HERCULES will develop an integrated framework to achieve a predictable performance on top of low- power multi-core heterogeneous platforms. To that aim, a set of design decisions have been made already at this stage to maximize the impact and exploitation potential of the project outcomes. We hereafter outline these decisions.
Commercial-off-the-shelf Heterogeneous Platforms
Real-time application developers have been always struggling to promote the design, production and adoption of new predictable hardware platforms that are easier to program, schedule and analyse, especially from a timing perspective. Unfortunately, real-time systems have been mostly based on embedded architectures which have not (or at least not exclusively) been thought to address the predictability and analysability requirements of time-critical applications. The few platforms designed for being fully timing analysable became quickly obsoleted by later process technologies.
With the rising cost of manufacturing technologies, these motivations are even more constraining. It is not convenient to spend the considerable amount of money required to design domain-specific computing platforms, unless using cheaper but older, and therefore less performing, manufacturing technologies. This is essentially the reason why this project will not devise new hardware solutions to achieve the predictability targets addressed. Instead, it will use embedded COTS platforms with state-of-the-art technologies, performance and power consumption.
Parallel programming model
The tremendous potential of heterogenous platform in terms of performance and power efficiency comes at the cost of an increased programming complexity, which hinders programmability of these platforms. Nowadays, it is widely accepted that heterogeneous integration is key to attack technology and utilization walls at all computing scales.
For the acceleration of general-purpose, computation intensive programs, a widely adopted approach to simplify programming is using compiler directives on top of standard languages from the uniprocessor domain, such as C, to express parallelism over heterogeneous computing resources. Unfortunately, all the parallel programming approaches which address heterogeneous systems, exhibit certain limitations when compared to the objectives of the HERCULES project. For example, the constructs for accelerator exploitation are tailored to the characteristics of today’s GPUs, emphasizing data-level parallelism and copy-based host-to-device communication.
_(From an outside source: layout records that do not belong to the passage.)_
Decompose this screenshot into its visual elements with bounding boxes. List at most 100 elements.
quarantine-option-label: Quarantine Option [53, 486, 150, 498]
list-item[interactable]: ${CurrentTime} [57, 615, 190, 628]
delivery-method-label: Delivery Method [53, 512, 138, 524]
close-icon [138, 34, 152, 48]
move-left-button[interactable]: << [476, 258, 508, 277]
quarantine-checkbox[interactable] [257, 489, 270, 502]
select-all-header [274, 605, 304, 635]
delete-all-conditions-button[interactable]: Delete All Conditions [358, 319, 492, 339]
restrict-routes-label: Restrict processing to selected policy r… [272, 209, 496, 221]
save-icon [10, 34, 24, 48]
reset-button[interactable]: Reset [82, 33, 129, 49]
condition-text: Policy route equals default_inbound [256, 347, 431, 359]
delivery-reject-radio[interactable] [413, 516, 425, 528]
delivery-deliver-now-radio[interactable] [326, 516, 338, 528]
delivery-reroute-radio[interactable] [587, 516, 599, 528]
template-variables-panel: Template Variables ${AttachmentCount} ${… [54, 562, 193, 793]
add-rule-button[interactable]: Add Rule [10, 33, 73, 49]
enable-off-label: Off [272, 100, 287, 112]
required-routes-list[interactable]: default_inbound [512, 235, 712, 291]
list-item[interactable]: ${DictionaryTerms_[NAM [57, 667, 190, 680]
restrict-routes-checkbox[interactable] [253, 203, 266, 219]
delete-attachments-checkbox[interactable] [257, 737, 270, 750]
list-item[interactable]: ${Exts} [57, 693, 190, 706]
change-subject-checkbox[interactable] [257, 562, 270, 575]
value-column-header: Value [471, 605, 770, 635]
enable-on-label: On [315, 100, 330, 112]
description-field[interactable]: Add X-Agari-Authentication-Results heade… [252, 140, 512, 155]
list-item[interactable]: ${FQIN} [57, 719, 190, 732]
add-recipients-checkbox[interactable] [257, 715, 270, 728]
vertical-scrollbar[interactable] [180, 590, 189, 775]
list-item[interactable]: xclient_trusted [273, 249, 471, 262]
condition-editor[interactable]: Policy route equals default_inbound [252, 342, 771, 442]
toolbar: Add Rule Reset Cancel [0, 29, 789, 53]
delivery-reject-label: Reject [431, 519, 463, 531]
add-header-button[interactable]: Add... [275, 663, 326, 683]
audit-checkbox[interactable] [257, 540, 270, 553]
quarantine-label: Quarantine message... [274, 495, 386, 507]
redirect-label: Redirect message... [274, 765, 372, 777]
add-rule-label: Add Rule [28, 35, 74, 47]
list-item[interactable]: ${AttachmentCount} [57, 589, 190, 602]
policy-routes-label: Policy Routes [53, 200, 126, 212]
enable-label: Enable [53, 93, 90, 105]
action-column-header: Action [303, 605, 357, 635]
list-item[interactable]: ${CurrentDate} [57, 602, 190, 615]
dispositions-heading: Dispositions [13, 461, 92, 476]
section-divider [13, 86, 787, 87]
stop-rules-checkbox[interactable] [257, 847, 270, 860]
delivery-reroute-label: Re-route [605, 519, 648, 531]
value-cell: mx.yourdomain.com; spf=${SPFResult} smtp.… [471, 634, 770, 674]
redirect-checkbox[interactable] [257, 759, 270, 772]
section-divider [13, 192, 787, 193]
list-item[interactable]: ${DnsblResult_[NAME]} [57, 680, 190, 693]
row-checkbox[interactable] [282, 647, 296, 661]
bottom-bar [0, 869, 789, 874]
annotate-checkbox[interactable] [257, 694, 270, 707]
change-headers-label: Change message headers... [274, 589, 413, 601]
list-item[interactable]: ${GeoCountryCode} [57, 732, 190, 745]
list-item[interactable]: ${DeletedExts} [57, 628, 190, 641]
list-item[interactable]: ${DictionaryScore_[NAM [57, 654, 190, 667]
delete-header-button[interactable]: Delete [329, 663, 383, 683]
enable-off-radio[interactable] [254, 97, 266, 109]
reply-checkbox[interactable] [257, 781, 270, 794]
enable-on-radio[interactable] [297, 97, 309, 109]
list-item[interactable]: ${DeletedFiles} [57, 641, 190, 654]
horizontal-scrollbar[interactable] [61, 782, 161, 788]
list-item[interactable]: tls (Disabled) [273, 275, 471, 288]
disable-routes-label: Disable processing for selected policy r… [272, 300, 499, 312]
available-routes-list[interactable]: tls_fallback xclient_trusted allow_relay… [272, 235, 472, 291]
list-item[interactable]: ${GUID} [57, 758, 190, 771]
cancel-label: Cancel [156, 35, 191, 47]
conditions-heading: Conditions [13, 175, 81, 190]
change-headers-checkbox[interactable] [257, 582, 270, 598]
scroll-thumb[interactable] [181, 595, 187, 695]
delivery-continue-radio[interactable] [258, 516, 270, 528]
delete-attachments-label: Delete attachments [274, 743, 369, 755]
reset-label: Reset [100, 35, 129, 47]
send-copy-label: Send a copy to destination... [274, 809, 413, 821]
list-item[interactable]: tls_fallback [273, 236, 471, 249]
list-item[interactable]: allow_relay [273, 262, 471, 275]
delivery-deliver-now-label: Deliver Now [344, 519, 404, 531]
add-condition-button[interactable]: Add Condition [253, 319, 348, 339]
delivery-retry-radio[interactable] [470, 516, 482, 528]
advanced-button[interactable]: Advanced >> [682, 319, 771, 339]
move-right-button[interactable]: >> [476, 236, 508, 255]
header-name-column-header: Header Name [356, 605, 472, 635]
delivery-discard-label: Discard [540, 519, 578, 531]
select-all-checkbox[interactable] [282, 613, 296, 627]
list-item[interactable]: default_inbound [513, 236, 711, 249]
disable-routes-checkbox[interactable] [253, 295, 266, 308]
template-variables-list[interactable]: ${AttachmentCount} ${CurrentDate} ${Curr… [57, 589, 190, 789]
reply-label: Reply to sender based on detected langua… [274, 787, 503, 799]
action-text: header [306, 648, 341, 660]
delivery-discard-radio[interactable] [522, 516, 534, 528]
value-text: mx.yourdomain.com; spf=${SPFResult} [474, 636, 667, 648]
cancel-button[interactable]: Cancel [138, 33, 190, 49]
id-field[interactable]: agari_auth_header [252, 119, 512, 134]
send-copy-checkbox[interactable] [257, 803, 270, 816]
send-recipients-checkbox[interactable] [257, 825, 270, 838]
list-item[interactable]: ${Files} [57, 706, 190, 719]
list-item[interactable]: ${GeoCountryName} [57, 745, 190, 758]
HERCULES will look at an offload model capable of exploiting different types of accelerators (not only GPUs but also, DSP clusters, FPGA modules and many-core accelerators)., HERCULES will not propose new programming models to deal with the above described issues, but it will build upon existing and widely adopted interfaces to maximize the impact of the framework.
Towards a data-centric scheduling
Energy consumption of modern computing architectures is ever more driven by data movement from memory to computing cores rather than by computing data within cores. Current embedded systems have strong constraints on the power consumption related to the application requirements: it is therefore of paramount importance to limit the
data movements between the cores and the different memory levels to fit the strict power cap required.
Observing the hardware configuration of modern low-power multi-core processors for the embedded market, it can be noted that they feature very limited on-chip cache sizes. The reason is that memory replication and coherency mechanisms lead to a repeated bouncing of data between various memory levels, causing a significant power consumption. While such mechanisms may help improving average case performances of general purpose systems, they are detrimental to the power efficiency and predictability of embedded applications, relying on power-hungry hardware mechanisms that cannot be modified via software.
Project HERCULES will implement state-of-the-art memory-centric co-scheduling mechanisms and execution models that jointly consider memory accesses and data processing to minimize the movement of data within the platform.However, the main reason to implement memory-centric scheduling algorithms in HERCULES in not power, but predictability. Real-time applications require bounding (and guaranteeing) the worst-case execution time (WCET) of time-critical activities. Average case performance is less important. To this end, it is necessary to profile and upper bound the memory and communication delays experienced by each task. When the access to shared resources is not properly orchestrated, a significant pessimism is introduced in the timing analysis due the possible occurrence of repeated memory conflicts and unbounded bus contention. Figure below shows a typical distribution of the execution times of a task. While most instances may have relatively small execution times, the WCET may be considerably higher than average-case performance.
Interestingly, there is a peculiar convergence between predictability, energy efficiency and performance.Properly orchestrating memory accesses allows reducing cache misses. This reduces (the variability of) memory-related timing delays, but at the same time it improves the energy efficiency, avoiding data to be repeatedly moved around the chip. HERCULES intend to collect the peculiar convergence for satisfying these increasing demands of future real-time applications by enforcing a smart orchestration of data movements within and between SoC components.